BRUTUS. – Je l'ai entendu jurer que, s'il briguait le consulat, jamais il ne consentirait à paraître sur la place publique revêtu du vêtement râpé de l'humilité; qu'il dédaignerait l'usage de montrer aux plébéiens ses blessures, pour mendier (disait-il) leurs voix empestées.

SICINIUS. – C'est la vérité.

BRUTUS. – Ce sont ses propres termes. Oh! il renoncera plutôt à cette dignité, que de ne la pas devoir uniquement aux suffrages des chevaliers, et aux voeux des nobles.

SICINIUS. – Qu'il persiste dans cette résolution! qu'il l'exécute! et je n'en désire pas davantage.

BRUTUS. – Il est vraisemblable qu'il le fera.

SICINIUS. – Alors ce sera, comme nous le voulons, sa ruine certaine.

BRUTUS. – Il faut le perdre, ou nous perdons notre autorité. Pour arriver à nos fins, ne nous lassons pas de représenter aux plébéiens quelle haine Marcius a toujours nourrie contre eux; comment il a fait tous ses efforts pour en faire des bêtes de somme, imposer silence à leurs défenseurs, et les dépouiller de leurs plus chers privilèges; comment il les regarde, sous le rapport des facultés, de la capacité, de la grandeur d'âme, et de l'aptitude à la vie du monde, comme des chameaux employés à la guerre, qui ne reçoivent leur nourriture que pour porter des fardeaux, et qui sont accablés de coups, quand ils succombent sous le poids.
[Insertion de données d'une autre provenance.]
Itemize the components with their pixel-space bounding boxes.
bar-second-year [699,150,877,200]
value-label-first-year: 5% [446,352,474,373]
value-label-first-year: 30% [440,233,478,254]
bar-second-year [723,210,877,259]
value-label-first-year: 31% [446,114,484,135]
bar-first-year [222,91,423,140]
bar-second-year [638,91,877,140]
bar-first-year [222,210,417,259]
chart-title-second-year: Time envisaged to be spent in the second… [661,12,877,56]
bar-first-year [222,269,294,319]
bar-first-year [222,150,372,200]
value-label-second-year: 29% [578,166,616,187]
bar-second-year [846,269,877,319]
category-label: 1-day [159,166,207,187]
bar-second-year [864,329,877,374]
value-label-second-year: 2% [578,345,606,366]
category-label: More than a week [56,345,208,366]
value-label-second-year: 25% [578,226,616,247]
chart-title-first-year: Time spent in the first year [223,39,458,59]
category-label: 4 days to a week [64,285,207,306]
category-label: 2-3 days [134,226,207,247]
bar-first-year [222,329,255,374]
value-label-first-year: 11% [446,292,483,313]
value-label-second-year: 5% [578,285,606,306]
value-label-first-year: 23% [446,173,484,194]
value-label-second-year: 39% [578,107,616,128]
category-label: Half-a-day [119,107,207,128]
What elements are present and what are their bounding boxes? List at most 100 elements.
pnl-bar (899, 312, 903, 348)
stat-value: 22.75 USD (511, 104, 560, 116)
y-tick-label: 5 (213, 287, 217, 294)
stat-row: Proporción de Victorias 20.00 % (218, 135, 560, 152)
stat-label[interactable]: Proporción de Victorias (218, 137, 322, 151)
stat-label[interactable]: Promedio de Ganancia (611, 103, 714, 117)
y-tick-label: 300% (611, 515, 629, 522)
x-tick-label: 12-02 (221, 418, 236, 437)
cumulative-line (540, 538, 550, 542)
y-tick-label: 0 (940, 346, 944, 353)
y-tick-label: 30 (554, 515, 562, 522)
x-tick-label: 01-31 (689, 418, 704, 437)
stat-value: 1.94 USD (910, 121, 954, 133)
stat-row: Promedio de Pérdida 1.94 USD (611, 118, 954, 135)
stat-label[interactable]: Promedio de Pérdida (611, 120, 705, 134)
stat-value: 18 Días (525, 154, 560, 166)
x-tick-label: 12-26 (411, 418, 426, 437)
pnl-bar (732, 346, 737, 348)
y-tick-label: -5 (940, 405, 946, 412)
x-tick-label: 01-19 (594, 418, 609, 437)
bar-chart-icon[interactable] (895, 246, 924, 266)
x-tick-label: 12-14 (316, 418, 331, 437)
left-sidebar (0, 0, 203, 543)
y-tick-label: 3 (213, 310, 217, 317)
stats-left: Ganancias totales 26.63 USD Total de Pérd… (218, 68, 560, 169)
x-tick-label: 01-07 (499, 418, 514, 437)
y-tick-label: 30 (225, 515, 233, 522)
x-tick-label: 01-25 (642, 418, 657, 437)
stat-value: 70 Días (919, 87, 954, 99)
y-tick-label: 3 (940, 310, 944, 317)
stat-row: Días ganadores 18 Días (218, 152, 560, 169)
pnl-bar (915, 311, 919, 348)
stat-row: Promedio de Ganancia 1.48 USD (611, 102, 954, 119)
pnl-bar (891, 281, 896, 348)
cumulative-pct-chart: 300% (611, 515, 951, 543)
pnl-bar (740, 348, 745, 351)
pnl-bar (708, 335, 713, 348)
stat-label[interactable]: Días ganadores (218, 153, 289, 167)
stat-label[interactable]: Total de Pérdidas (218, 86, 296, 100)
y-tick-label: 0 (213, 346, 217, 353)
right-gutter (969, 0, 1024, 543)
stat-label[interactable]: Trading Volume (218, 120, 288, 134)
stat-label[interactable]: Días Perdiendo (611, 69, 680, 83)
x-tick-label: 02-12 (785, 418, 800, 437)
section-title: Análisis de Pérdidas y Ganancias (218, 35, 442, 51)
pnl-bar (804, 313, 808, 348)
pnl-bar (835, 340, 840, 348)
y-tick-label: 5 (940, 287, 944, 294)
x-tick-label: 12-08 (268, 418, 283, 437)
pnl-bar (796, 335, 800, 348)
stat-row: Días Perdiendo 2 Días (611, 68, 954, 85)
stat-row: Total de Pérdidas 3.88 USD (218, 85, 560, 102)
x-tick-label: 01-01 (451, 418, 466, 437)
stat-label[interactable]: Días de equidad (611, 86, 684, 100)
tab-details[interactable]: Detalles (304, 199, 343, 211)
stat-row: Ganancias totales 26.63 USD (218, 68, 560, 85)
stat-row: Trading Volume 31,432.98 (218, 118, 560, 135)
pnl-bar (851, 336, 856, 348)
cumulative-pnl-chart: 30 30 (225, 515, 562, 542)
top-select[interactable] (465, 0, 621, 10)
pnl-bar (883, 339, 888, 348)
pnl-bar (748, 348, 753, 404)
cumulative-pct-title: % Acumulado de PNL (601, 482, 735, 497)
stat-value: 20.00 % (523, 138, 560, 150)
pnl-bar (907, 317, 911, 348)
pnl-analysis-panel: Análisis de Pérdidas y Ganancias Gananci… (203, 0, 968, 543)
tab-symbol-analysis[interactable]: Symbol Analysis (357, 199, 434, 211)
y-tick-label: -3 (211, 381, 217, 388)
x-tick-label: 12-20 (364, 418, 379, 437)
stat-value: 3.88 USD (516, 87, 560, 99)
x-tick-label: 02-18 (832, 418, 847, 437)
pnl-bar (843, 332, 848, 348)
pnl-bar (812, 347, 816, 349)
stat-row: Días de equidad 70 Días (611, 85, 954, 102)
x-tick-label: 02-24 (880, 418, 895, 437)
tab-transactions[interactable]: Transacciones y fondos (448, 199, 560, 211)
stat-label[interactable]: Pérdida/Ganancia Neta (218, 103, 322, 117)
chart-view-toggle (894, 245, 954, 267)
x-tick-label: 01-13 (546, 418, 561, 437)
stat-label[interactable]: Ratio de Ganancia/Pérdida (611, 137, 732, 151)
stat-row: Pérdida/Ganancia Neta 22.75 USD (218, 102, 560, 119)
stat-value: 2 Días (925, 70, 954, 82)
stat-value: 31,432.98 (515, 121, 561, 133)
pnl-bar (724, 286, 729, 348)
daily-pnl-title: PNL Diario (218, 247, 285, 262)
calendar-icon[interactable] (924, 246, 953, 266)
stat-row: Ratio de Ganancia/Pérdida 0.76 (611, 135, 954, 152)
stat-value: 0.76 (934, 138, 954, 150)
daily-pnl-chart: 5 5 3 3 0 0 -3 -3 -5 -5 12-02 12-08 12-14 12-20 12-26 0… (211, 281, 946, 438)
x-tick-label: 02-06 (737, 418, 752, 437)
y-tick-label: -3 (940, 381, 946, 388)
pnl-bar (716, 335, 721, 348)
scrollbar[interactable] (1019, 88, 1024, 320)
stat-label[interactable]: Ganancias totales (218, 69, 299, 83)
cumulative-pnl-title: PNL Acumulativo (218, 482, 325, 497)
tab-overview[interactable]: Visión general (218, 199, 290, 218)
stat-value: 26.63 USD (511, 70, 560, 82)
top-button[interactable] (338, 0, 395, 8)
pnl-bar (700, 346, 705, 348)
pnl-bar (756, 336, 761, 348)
SICINIUS. – Ces idées suggérées, comme vous dites, dans une occasion favorable, lorsque sa prodigieuse insolence offensera le peuple, enflammeront le courroux de la multitude comme une étincelle embrase le chaume desséché, et allumeront un incendie qui obscurcira pour jamais Marcius. L'occasion ne nous manquera pas, pourvu qu'on l'irrite: c'est une chose aussi aisée que de lancer des chiens contre les moutons.

(Un messager paraît.)

BRUTUS. – Que venez-vous nous apprendre?

LE MESSAGER. – On désire votre présence au Capitole. On croit que Marcius sera consul. J'ai vu les muets se presser en foule pour le voir, et les aveugles attentifs à ses paroles. Les matrones jetaient leurs gants sur son passage. Les jeunes filles faisaient voler vers lui leurs écharpes, leurs gants et leurs mouchoirs; les nobles s'inclinaient comme devant la statue de Jupiter, les plébéiens faisaient une grêle de leurs bonnets; leurs acclamations étaient comme la voix du tonnerre. Jamais je n'ai rien vu de semblable.

BRUTUS. – Allons au Capitole; portons-y pour le moment des yeux et des oreilles: mais tenons nos coeurs prêts pour l'événement.

SICINIUS. – Allons.

(Ils sortent.)
2Microcosme (ou petit monde). Ce nom a été donné à l'homme par beaucoup de médecins et de philosophes anciens, qui ont considéré notre corps comme l'abrégé de l'univers.